2017年4月19日水曜日

雑感、応仁の乱

 発した言葉を撤回しても発した事実そのものが霧散してしまうわけではない。そして撤回するにあたってはオブラートで包み込んでは意味をねじ曲げる。あざとい、汚らしい、二枚舌等々で形容される被せものがその人の身を醜く覆っている。腐った人間が権力を持つと言葉は軽んじられる。そもそも人は権力を持つと腐るのではなく、腐った人間が権力を持ちたがるという某評論家の指摘は的を射ている。
 全体から部分的に言葉を切り取っていいことも書いてあると是認してしまうのは、DVのような暴力をふるう者に対し、暴力を振るわれる側が彼(彼女)も優しくしていいところがあるのよと受け入れてしまうことと同じ事である。端的にはこの関係は相互依存症と呼ばれる。「切り離して『いいところもある』と評価するのは、まずは無知であるというしかない」(朝日新聞4月17日朝刊掲載の西原早大教授)。無知は無恥な行動と表裏一体でもある。そこに「美しい日本」があるとは思えない。
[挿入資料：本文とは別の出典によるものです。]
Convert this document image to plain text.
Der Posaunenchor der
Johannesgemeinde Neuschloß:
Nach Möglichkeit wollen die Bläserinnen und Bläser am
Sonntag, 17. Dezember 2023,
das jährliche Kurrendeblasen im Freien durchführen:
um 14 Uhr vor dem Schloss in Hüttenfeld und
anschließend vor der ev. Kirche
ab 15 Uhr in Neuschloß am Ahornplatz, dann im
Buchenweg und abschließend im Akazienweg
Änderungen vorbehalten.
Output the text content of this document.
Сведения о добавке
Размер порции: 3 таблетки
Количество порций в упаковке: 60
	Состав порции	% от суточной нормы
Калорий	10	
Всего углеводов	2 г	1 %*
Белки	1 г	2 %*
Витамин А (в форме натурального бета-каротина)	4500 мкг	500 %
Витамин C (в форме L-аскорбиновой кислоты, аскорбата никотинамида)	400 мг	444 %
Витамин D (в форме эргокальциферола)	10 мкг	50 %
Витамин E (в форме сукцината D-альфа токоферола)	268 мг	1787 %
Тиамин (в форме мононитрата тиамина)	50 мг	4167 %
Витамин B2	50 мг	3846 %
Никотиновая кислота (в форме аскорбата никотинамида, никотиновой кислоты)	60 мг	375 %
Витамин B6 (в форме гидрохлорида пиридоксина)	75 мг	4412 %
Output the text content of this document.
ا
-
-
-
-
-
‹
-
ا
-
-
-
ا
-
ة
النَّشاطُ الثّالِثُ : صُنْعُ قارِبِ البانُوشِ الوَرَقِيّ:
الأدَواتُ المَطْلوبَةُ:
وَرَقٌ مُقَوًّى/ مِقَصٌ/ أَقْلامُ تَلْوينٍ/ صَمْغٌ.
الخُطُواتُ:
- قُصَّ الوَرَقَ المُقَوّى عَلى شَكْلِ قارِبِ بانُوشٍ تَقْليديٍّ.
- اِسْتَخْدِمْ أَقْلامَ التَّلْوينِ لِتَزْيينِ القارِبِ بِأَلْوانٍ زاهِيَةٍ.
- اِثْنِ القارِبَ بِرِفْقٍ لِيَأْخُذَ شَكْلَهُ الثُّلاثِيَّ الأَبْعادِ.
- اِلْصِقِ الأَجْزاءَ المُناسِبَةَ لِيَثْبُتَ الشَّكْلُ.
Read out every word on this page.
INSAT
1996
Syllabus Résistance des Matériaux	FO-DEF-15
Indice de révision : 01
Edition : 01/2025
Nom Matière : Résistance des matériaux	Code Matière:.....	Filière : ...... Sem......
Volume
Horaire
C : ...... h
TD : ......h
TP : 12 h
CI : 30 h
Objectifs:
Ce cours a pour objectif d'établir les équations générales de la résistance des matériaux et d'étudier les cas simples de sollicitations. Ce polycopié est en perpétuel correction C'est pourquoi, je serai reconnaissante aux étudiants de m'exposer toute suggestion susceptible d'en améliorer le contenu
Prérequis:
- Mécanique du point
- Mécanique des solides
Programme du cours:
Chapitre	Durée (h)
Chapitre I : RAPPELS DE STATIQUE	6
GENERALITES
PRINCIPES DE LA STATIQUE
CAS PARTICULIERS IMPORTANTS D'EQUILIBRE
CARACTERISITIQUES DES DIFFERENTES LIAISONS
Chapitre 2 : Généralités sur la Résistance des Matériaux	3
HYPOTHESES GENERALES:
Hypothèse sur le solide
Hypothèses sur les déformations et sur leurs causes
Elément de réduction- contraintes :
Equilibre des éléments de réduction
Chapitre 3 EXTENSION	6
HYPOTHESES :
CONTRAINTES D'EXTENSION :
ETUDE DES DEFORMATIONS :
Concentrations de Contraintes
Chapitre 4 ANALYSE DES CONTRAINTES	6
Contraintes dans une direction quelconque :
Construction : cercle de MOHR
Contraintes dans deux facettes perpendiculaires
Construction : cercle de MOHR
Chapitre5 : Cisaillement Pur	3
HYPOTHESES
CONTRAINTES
美しくあるには「無知の知」を自覚することでもある。
 閣僚の発言撤回に「『一強』の緩み」というけれど、その一強を出現させているシステムのどこかが異様なのである。そのようなシステムから生まれる小システム(法律・社会性・世間等々)も奇妙な理屈で構築される。そして歴史は繰り返される。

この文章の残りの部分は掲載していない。